Depuis bientôt 1 mois l’entraîneur de l’équipe nationale congolaise a quitté Brazzaville pour la France en compagnie de toute sa famille. On ignore les raisons de ce départ.

Est-il toujours entraîneur national ?

Pourquoi le coach est-il parti en claquant la porte à la sélection du Congo ?
Selon nos informations la FECOFOOT lui doit 2 mois de salaire, c’est banal pour un fonctionnaire congolais, mais inacceptable pour un technicien expatrié. S’ajoutent des difficultés relationnelles entre staff technique et direction administrative. Le coach déplore l’inorganisation des dirigeants congolais et leur manque d’engagement et de sérieux dans les affaires de la sélection. Au cas où des mesures fermes et efficaces seraient prises pour améliorer la situation, il regagnerait Brazzaville. Il se dit sûr de son équipe et certain de son aptitude à sa qualification pour la CAN 2008.
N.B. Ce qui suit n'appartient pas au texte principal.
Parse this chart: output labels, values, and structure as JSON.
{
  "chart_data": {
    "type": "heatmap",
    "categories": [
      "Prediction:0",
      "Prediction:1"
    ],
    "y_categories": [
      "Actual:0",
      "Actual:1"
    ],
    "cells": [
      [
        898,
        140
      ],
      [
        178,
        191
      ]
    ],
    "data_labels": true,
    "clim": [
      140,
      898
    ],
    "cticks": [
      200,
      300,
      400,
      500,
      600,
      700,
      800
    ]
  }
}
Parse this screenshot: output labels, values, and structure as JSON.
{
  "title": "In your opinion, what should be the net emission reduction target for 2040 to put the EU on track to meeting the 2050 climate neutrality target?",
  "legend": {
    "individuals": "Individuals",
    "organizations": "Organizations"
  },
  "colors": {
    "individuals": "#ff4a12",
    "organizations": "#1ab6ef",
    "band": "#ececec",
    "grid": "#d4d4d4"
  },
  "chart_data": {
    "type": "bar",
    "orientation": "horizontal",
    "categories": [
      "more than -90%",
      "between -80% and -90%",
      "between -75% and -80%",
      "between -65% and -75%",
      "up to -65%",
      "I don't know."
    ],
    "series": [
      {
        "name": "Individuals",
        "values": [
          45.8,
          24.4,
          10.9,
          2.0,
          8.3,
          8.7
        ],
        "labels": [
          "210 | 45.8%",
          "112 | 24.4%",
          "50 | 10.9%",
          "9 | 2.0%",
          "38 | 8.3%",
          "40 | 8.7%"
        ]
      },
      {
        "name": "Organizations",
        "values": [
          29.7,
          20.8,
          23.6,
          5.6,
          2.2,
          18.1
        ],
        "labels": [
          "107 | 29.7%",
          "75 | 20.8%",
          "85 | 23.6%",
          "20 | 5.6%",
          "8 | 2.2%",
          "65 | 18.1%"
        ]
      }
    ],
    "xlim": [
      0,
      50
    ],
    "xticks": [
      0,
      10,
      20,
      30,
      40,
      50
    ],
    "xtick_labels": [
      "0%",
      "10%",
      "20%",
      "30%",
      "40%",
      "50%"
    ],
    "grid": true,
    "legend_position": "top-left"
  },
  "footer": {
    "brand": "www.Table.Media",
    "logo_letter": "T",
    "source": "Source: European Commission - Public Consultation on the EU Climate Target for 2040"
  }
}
L’équipe nationale est-elle dirigée par des gens qui n’ont rien à a voir avec le sport ou des personnes dépourvu de bon sens ?

Comment comprendre que lors de premiers matchs joués lors d’une compétition, les Diables Rouges surprennent par leurs résultats et qu’au fil de cette même compétition leur qualité de jeu ne fasse que baisser pour finir dans le bas du tableau ? C’est pourtant simple : nos dirigeants gèrent la sélection comme leur bien personnel ou une équipe de quartier. Les fonds disparaissent et les indemnités ne se débloquent pas démotivant les joueurs.

Est ce un fait exprès ou simplement l’inconscience des responsables ?

Au moment où l’étoile du Congo aspire au professionnalisme, l’équipe nationale opte pour l’amateurisme. Il y a quelques années, l’équipe nationale en préparation ne rencontrait que des équipes du niveau ligue Européenne. Depuis l’arrivée du nouveau staff nous nous sommes mesurés à la sélection malienne et au PSG.
Grâce à l’action de Gérard Rousseau, coordinateur de l’équipe nationale, étaient programmées d’autres rencontres contre le Maroc, la Slovaquie et une sélection de Bretagne (les joueurs français évoluant ailleurs dans le monde)
Ces formations, face au désordre constaté dans l’organisation congolaise auraient finalement décliné l’invitation.

Une fois de plus nous exhortons les dirigeants congolais à plus de fierté de dignité dans la prise de décision. Ils doivent comprendre que ce n’est pas de la sorte que l’on dirige une équipe nationale. Ils risquent de se brûler les doigts un de ces jour.